The other consideration is that verifying identity is pointless, because malware authors don't actually use their own identities, they just pull a code signing certificate from the 1% of their already-infected users who have one. Then they go out and infect a million more users with it and get 10,000 more code signing certificates.
If all you're after is some kind of rate limiting then forget about identity verification and just require proof of a unique $500 donation to a 501(c)(3). Not only would it be easier to automate, it would do some good in the world, and people would be a lot happier to see their resources go there than to some box checking bureaucrats.
That doesn't rate limit wealthy attackers, it just locks regular individuals out of the system. Peter Thiel could still buy 10,000 malicious certificates at $500/ea, while I wouldn't even be able to buy one for a simple project.
To be fair, the former isn't really a problem; most malware authors are profit-motivated; they're trying to scam/phish/ransomware/etc people. If you increase their operating costs sufficiently, they'll go away. The ones who can afford to eat certificate costs mostly have nation-state connections they can use to get around identity verification anyway.
That said, the latter part does make this a non-starter, although the same is true of most means of identity verification, which lock out anyone with inadequate identity paperwork.
>That said, the latter part does make this a non-starter, although the same is true of most means of identity verification, which lock out anyone with inadequate identity paperwork.
I get the reasoning of "voter id laws are bad because they disproportionately disenfranchise poor people", but "code signing certificates are bad because they disproportionately disenfranchise poor programmers" doesn't really make any sense. If you know how to program, and you can pony up $300 for the code signing certificate, chances are you probably already have the requisite identity paperwork. On the off chance that you don't, it's no big deal because lots of prominent software aren't signed (eg. 7zip, notepad++), so it's not like you're sticking out by not doing so.
> If you know how to program, and you can pony up $300 for the code signing certificate, chances are you probably already have the requisite identity paperwork.
At a sample size of one (me), this is false in 100% of cases. (To be fair, you did say "chances are" rather than "it is certainly the case that".)
> it's no big deal because lots of prominent software aren't signed (eg. 7zip, notepad++)
Sure, but that's a argument against code signing in general, not fees versus paperwork.
This is why code-signing certificates must be two-factor (e.g. embedded on a PIN secured smartcard where the private-key is protected from extraction by anybody).
My Tucows certificate is still a single *.pfx file - whereas my arguably less-consequential AATL (Adobe PDF signing) certificate is stuck on a crappy USB device that requires me to install marketing-laden software for.

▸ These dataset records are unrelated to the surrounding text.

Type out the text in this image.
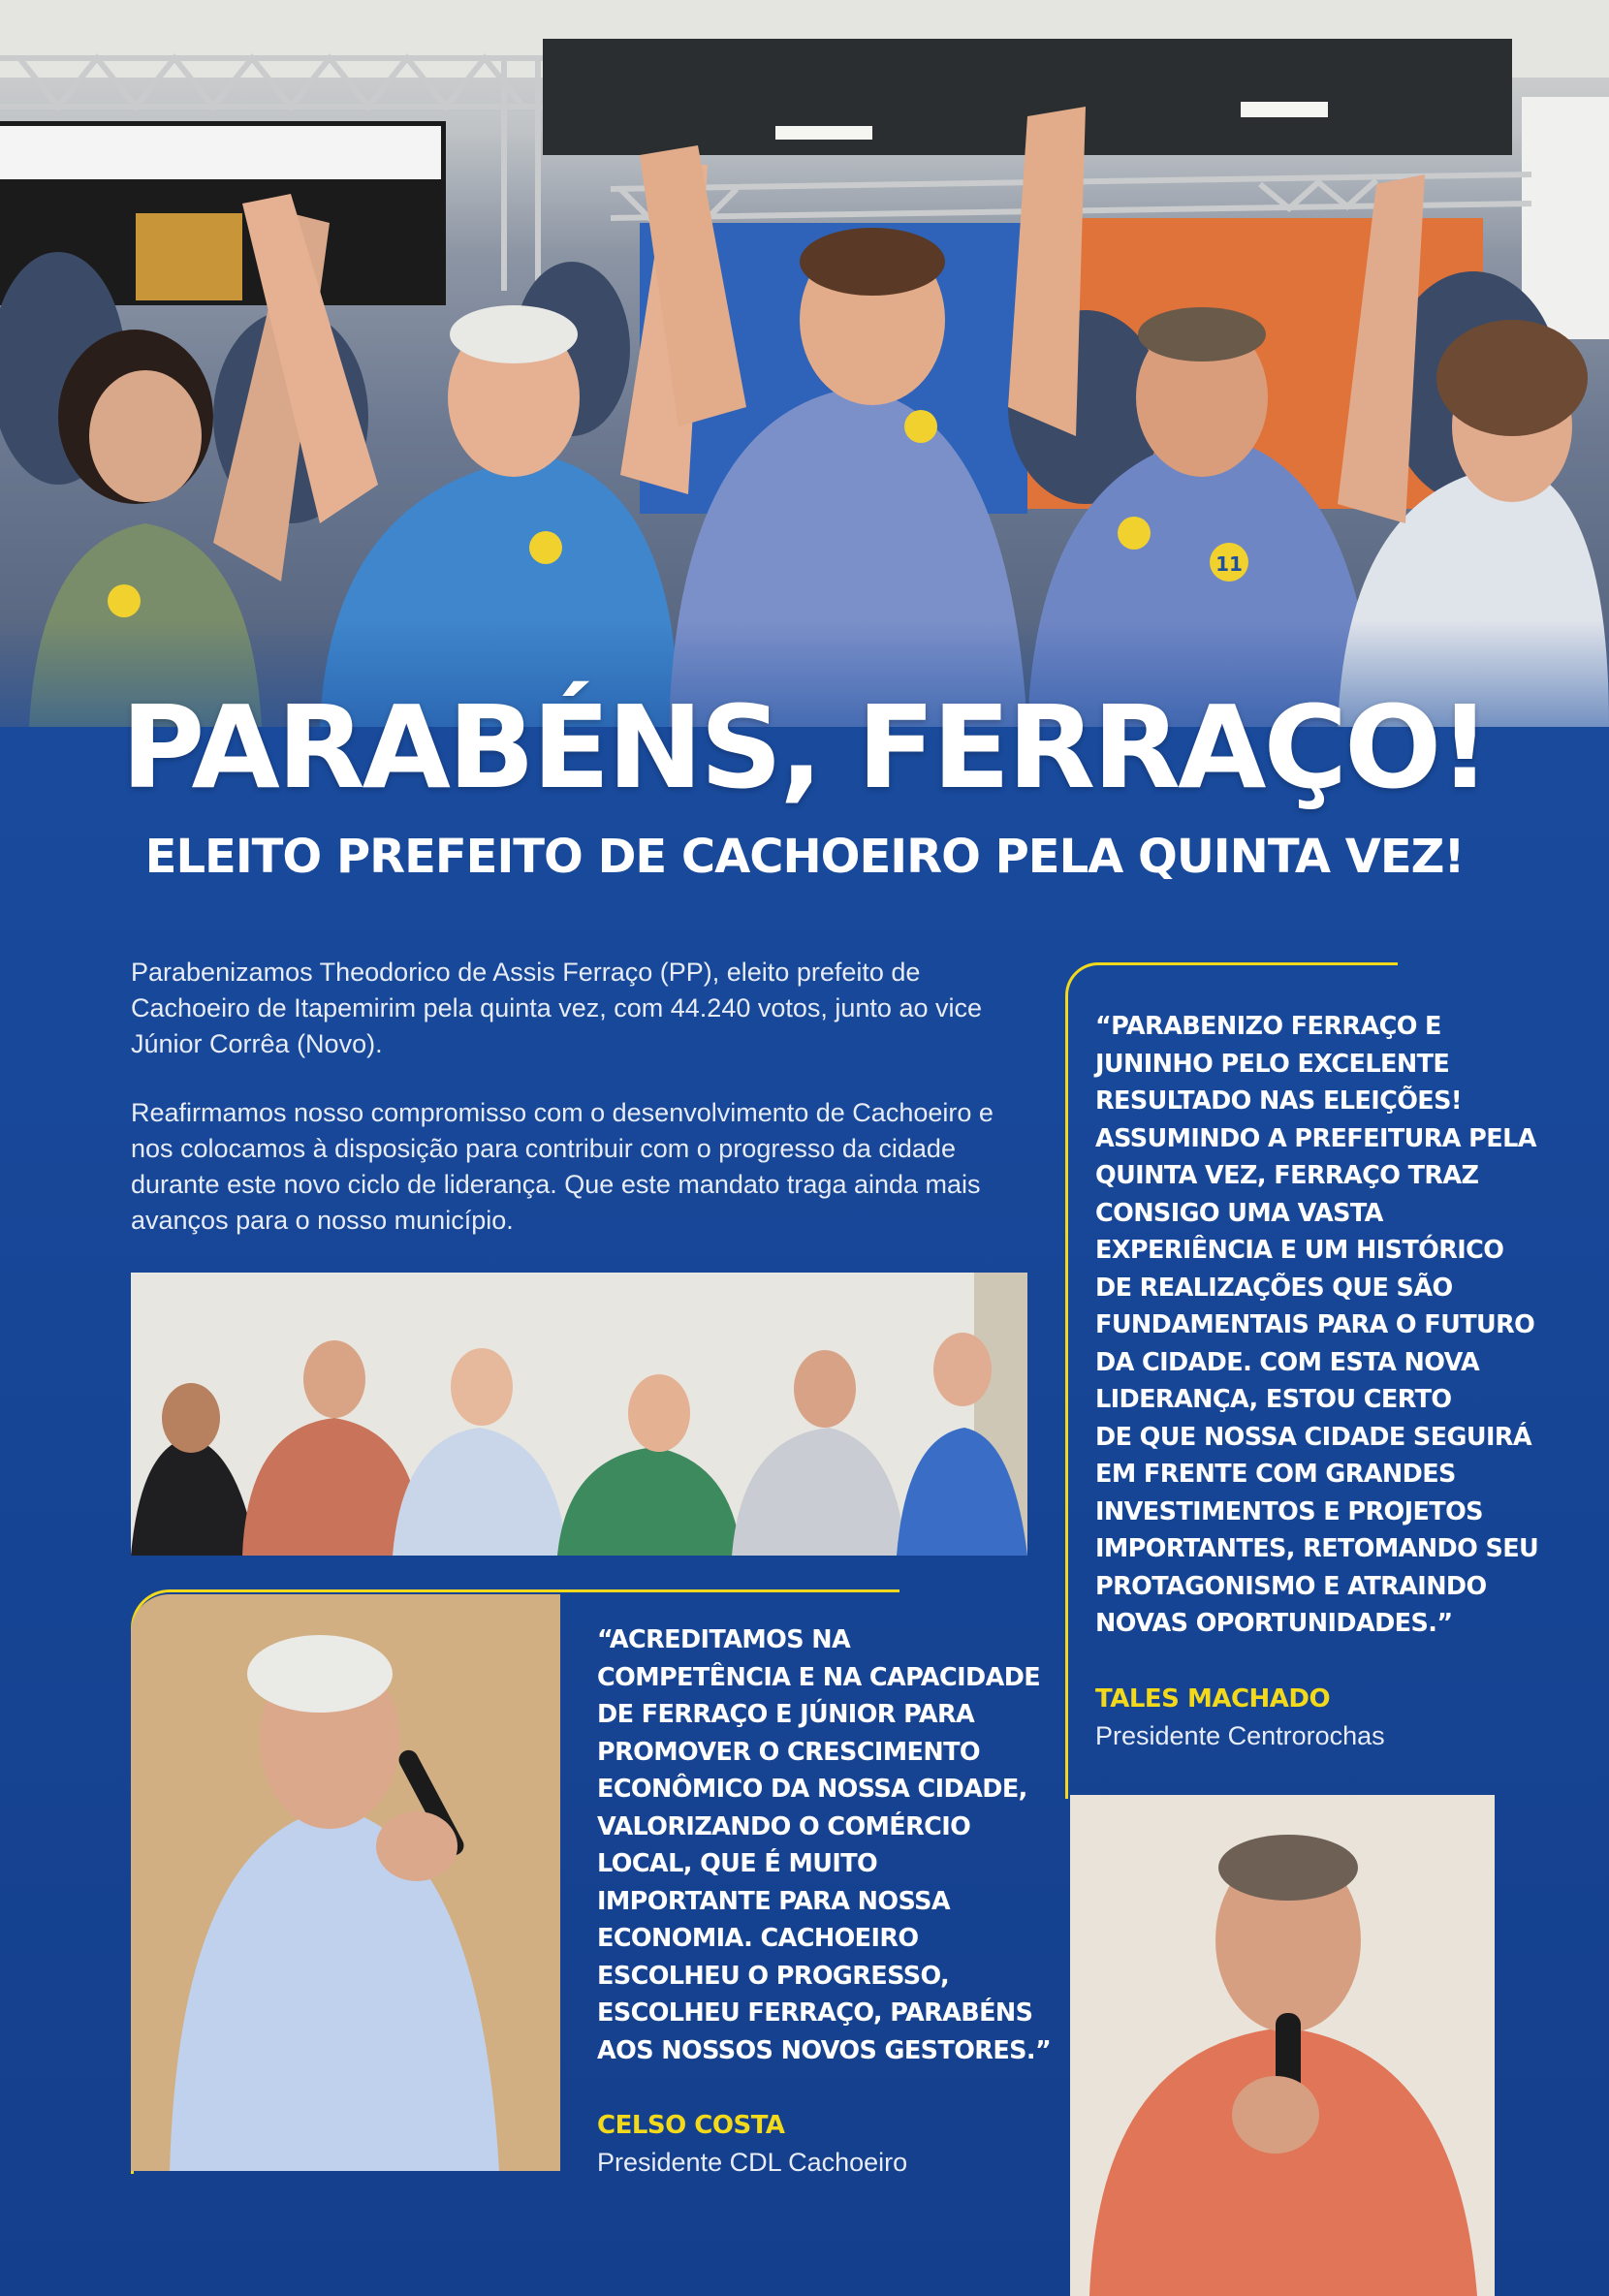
11
PARABÉNS, FERRAÇO!
ELEITO PREFEITO DE CACHOEIRO PELA QUINTA VEZ!

Parabenizamos Theodorico de Assis Ferraço (PP), eleito prefeito de Cachoeiro de Itapemirim pela quinta vez, com 44.240 votos, junto ao vice Júnior Corrêa (Novo).

Reafirmamos nosso compromisso com o desenvolvimento de Cachoeiro e nos colocamos à disposição para contribuir com o progresso da cidade durante este novo ciclo de liderança. Que este mandato traga ainda mais avanços para o nosso município.

“PARABENIZO FERRAÇO E
JUNINHO PELO EXCELENTE
RESULTADO NAS ELEIÇÕES!
ASSUMINDO A PREFEITURA PELA
QUINTA VEZ, FERRAÇO TRAZ
CONSIGO UMA VASTA
EXPERIÊNCIA E UM HISTÓRICO
DE REALIZAÇÕES QUE SÃO
FUNDAMENTAIS PARA O FUTURO
DA CIDADE. COM ESTA NOVA
LIDERANÇA, ESTOU CERTO
DE QUE NOSSA CIDADE SEGUIRÁ
EM FRENTE COM GRANDES
INVESTIMENTOS E PROJETOS
IMPORTANTES, RETOMANDO SEU
PROTAGONISMO E ATRAINDO
NOVAS OPORTUNIDADES.”

TALES MACHADO
Presidente Centrorochas

“ACREDITAMOS NA
COMPETÊNCIA E NA CAPACIDADE
DE FERRAÇO E JÚNIOR PARA
PROMOVER O CRESCIMENTO
ECONÔMICO DA NOSSA CIDADE,
VALORIZANDO O COMÉRCIO
LOCAL, QUE É MUITO
IMPORTANTE PARA NOSSA
ECONOMIA. CACHOEIRO
ESCOLHEU O PROGRESSO,
ESCOLHEU FERRAÇO, PARABÉNS
AOS NOSSOS NOVOS GESTORES.”

CELSO COSTA
Presidente CDL Cachoeiro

I miss my old commodity smartcard-based certificates.
Your computer is unknowingly infected with malware, you go to do an update to your app, you insert your smartcard and enter your PIN, the malware signs the malware author's thing with it.

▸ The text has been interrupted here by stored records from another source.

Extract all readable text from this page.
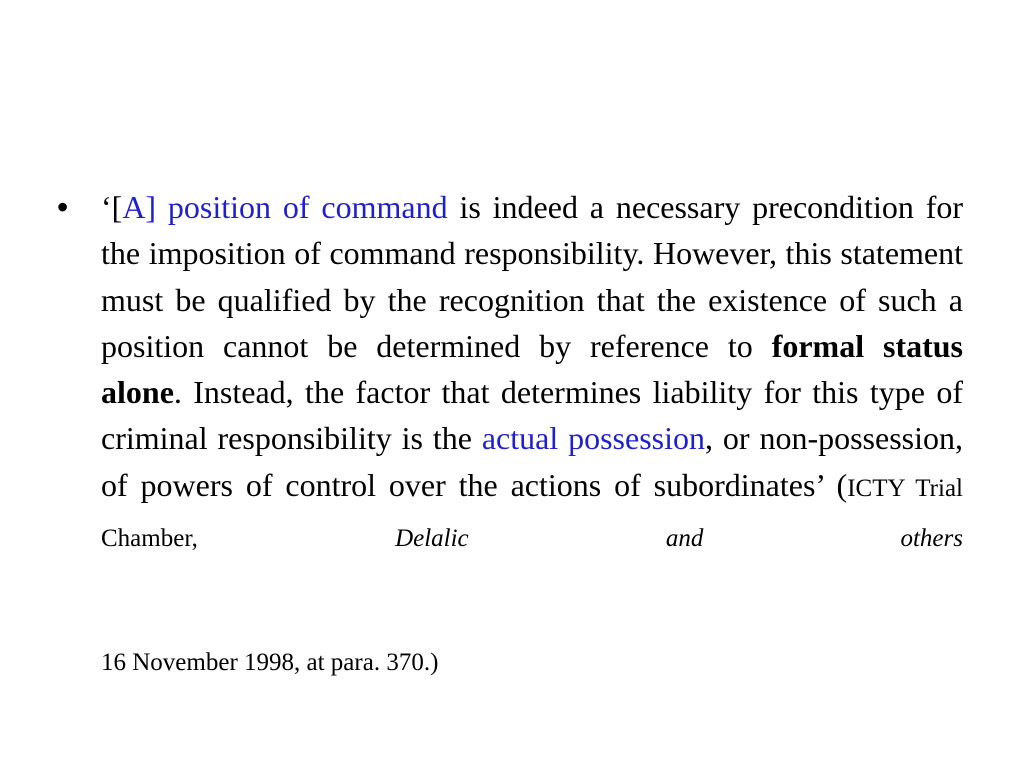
• ‘[A] position of command is indeed a necessary precondition for the imposition of command responsibility. However, this statement must be qualified by the recognition that the existence of such a position cannot be determined by reference to formal status alone. Instead, the factor that determines liability for this type of criminal responsibility is the actual possession, or non-possession, of powers of control over the actions of subordinates’ (ICTY Trial Chamber, Delalic and others
16 November 1998, at para. 370.)
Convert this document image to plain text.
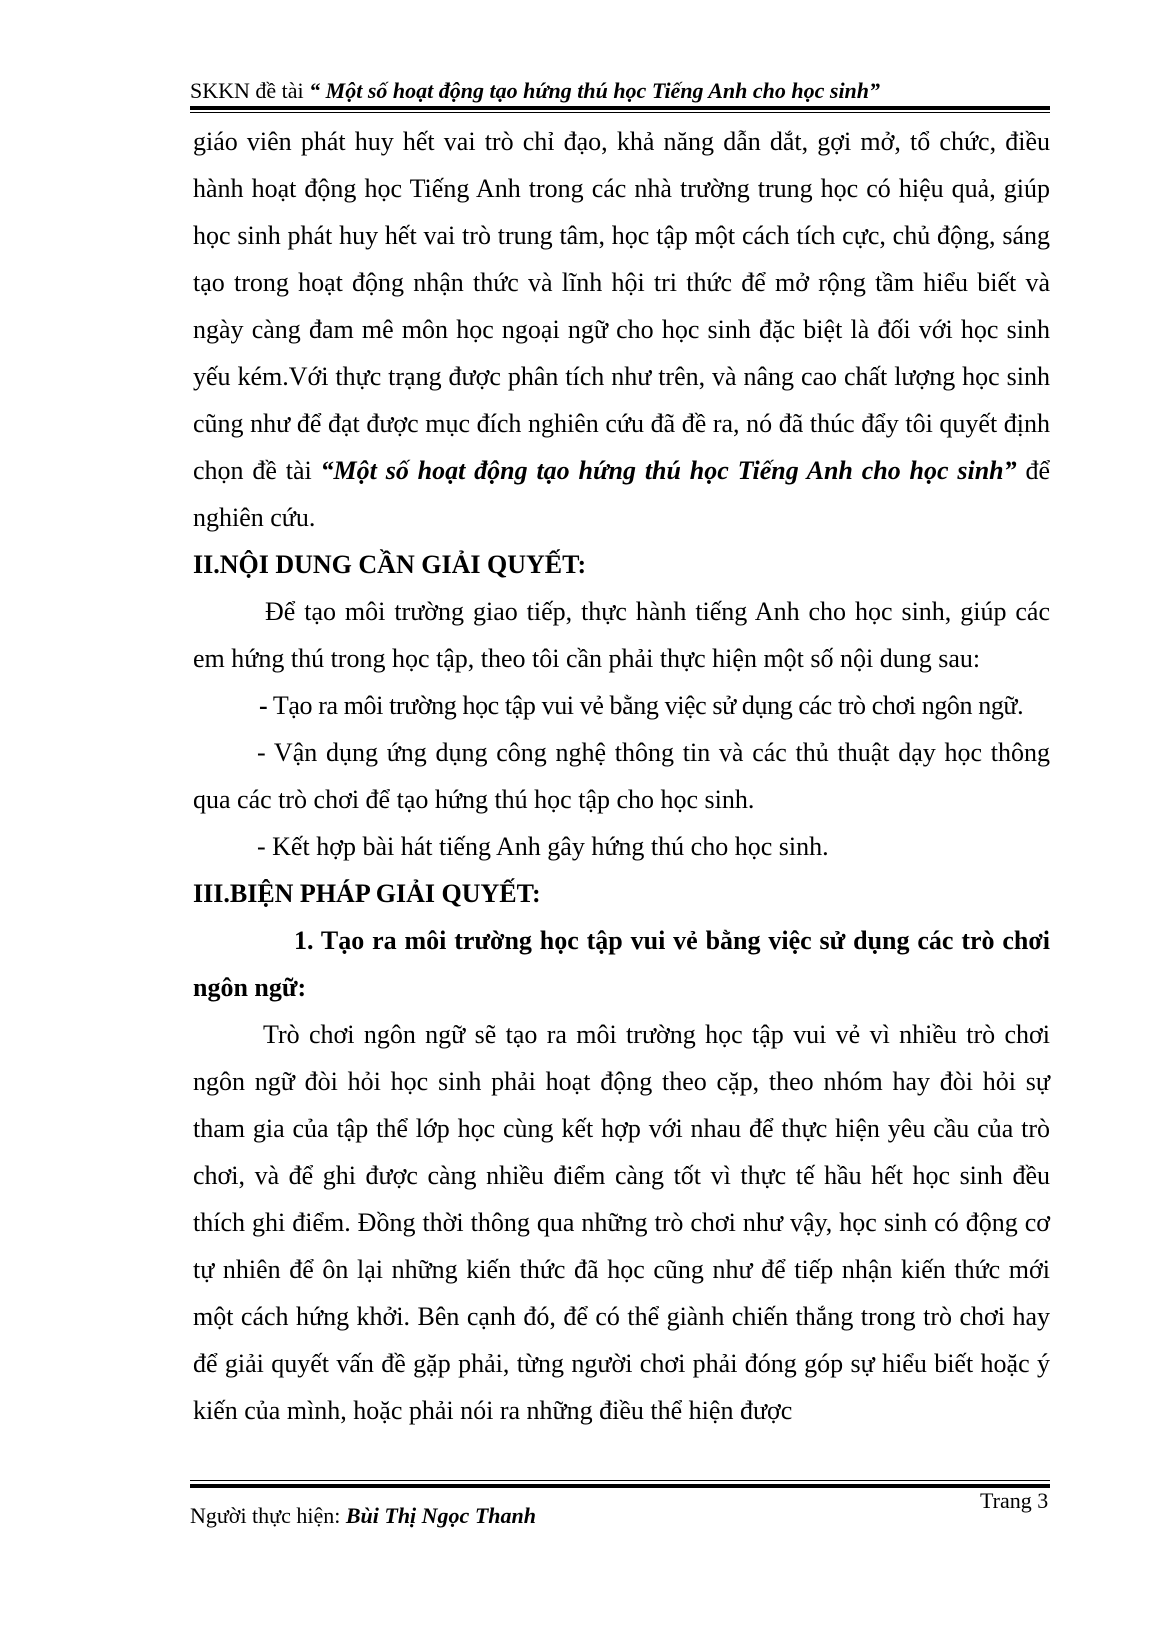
SKKN đề tài “ Một số hoạt động tạo hứng thú học Tiếng Anh cho học sinh”

giáo viên phát huy hết vai trò chỉ đạo, khả năng dẫn dắt, gợi mở, tổ chức, điều hành hoạt động học Tiếng Anh trong các nhà trường trung học có hiệu quả, giúp học sinh phát huy hết vai trò trung tâm, học tập một cách tích cực, chủ động, sáng tạo trong hoạt động nhận thức và lĩnh hội tri thức để mở rộng tầm hiểu biết và ngày càng đam mê môn học ngoại ngữ cho học sinh đặc biệt là đối với học sinh yếu kém.Với thực trạng được phân tích như trên, và nâng cao chất lượng học sinh cũng như để đạt được mục đích nghiên cứu đã đề ra, nó đã thúc đẩy tôi quyết định chọn đề tài “Một số hoạt động tạo hứng thú học Tiếng Anh cho học sinh” để nghiên cứu.

II.NỘI DUNG CẦN GIẢI QUYẾT:

Để tạo môi trường giao tiếp, thực hành tiếng Anh cho học sinh, giúp các em hứng thú trong học tập, theo tôi cần phải thực hiện một số nội dung sau:

- Tạo ra môi trường học tập vui vẻ bằng việc sử dụng các trò chơi ngôn ngữ.

- Vận dụng ứng dụng công nghệ thông tin và các thủ thuật dạy học thông qua các trò chơi để tạo hứng thú học tập cho học sinh.

- Kết hợp bài hát tiếng Anh gây hứng thú cho học sinh.

III.BIỆN PHÁP GIẢI QUYẾT:

1. Tạo ra môi trường học tập vui vẻ bằng việc sử dụng các trò chơi ngôn ngữ:

Trò chơi ngôn ngữ sẽ tạo ra môi trường học tập vui vẻ vì nhiều trò chơi ngôn ngữ đòi hỏi học sinh phải hoạt động theo cặp, theo nhóm hay đòi hỏi sự tham gia của tập thể lớp học cùng kết hợp với nhau để thực hiện yêu cầu của trò chơi, và để ghi được càng nhiều điểm càng tốt vì thực tế hầu hết học sinh đều thích ghi điểm. Đồng thời thông qua những trò chơi như vậy, học sinh có động cơ tự nhiên để ôn lại những kiến thức đã học cũng như để tiếp nhận kiến thức mới một cách hứng khởi. Bên cạnh đó, để có thể giành chiến thắng trong trò chơi hay để giải quyết vấn đề gặp phải, từng người chơi phải đóng góp sự hiểu biết hoặc ý kiến của mình, hoặc phải nói ra những điều thể hiện được

Người thực hiện: Bùi Thị Ngọc Thanh
Trang 3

I understand the PIN is sent directly to the smartcard that performs the signing - not on the host PC - and it's required for each signing operation. So if malware did intercept the signature process and sign itself, I would notice that my originally intended software wasn't signed - that would hopefully be a hint to me that something was amiss and my computer was compromised.
If all you're after is some kind of rate limiting then forget about identity verification and just require proof of a unique $500 donation to a 501(c)(3). Not only would it be easier to automate, it would do some good in the world, and people would be a lot happier to see their resources go there than to some box checking bureaucrats.